For that matter, Sanderson does not contend that any of the statements within the period of limitations was uttered by Culligan. He attributes these oral statements and handouts to its franchisees or distributors and says that Culligan must be vicariously liable because it insists that they live up to high standards of business ethics. That Culligan tries to prevent its distributors from committing business torts, and reserves the right to stop selling to anyone who does, hardly makes any of the distributors its agent for the purpose of defaming rivals. Unsuccessful efforts at prevention do not imply agency or an assumption of liability. If Culligan told its distributors to avoid reckless driving and to obey all state laws, this would not make it vicariously liable for their auto accidents or oblige it to pay if a distributor shot his neighbor's dog for barking late at night.

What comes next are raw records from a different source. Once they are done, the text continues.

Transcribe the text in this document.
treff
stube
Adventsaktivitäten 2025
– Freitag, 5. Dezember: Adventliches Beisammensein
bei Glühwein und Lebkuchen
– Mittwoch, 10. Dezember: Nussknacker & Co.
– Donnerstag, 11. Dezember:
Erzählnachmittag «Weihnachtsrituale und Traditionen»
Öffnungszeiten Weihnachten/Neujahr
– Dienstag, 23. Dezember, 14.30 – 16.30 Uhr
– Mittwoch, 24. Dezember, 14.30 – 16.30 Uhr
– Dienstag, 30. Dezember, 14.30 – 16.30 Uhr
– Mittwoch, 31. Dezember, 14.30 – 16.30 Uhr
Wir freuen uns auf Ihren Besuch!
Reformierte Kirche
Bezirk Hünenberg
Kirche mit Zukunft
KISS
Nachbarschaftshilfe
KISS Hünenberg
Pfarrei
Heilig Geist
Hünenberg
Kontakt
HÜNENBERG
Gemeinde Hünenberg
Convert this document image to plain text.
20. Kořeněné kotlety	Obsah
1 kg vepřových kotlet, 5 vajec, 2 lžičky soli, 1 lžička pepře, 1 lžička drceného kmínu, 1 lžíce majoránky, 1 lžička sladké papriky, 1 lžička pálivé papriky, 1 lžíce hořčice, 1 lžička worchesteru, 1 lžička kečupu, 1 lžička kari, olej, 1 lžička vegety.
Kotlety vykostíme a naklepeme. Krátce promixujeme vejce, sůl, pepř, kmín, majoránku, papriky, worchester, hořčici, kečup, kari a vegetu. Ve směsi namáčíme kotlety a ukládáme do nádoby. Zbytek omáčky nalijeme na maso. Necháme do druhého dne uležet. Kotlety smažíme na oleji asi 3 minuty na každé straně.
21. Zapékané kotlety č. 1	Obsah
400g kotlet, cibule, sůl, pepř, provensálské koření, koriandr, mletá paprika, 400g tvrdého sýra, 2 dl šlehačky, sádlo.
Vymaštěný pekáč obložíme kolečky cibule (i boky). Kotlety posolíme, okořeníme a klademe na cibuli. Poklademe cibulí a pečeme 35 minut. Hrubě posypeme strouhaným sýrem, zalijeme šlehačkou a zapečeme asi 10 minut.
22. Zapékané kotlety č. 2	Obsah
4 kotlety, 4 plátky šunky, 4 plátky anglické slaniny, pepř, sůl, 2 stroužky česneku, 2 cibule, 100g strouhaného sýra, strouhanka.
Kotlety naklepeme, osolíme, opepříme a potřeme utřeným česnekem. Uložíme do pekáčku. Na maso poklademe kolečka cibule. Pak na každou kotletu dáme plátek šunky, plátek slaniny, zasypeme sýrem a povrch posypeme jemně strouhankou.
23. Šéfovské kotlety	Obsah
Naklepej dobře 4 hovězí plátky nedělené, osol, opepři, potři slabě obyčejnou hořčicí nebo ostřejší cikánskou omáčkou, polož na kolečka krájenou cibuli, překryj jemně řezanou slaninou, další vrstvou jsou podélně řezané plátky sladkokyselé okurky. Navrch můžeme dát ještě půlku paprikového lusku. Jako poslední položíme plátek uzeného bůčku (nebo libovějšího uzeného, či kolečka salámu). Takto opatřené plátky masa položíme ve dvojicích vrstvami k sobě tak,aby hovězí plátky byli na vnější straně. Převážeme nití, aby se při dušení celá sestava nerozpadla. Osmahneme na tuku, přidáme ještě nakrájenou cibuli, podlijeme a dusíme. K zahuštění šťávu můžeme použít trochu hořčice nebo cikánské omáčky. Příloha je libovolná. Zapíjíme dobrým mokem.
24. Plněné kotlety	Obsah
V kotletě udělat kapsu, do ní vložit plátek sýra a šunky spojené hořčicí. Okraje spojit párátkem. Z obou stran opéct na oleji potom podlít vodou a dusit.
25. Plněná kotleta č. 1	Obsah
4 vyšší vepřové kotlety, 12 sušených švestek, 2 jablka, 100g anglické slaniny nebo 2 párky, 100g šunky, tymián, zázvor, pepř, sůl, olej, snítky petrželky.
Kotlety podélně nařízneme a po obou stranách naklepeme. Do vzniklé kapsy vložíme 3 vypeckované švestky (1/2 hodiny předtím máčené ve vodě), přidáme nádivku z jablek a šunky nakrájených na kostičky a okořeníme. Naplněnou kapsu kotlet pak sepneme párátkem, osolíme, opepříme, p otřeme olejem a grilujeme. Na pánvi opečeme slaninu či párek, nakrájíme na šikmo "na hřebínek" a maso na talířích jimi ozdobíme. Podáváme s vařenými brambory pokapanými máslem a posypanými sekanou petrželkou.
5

Sanderson pursued some claims under state law, which for reasons we have given is the only applicable body of legal norms. The district judge granted summary judgment to Culligan on all of the state-law claims, and Sanderson does not contest this decision on appeal. His arguments have been limited to the frivolous claims under federal law. He should be thankful that Culligan has not filed a cross-appeal from the district court's order denying its motion for sanctions. Neither the Sherman Act nor the Lanham Act is designed to throw into federal courts all disputes about the efficacy of competing products. Whether magnetic water conditioners work is a question about science, not law, and scientific disputes must be resolved by scientific means.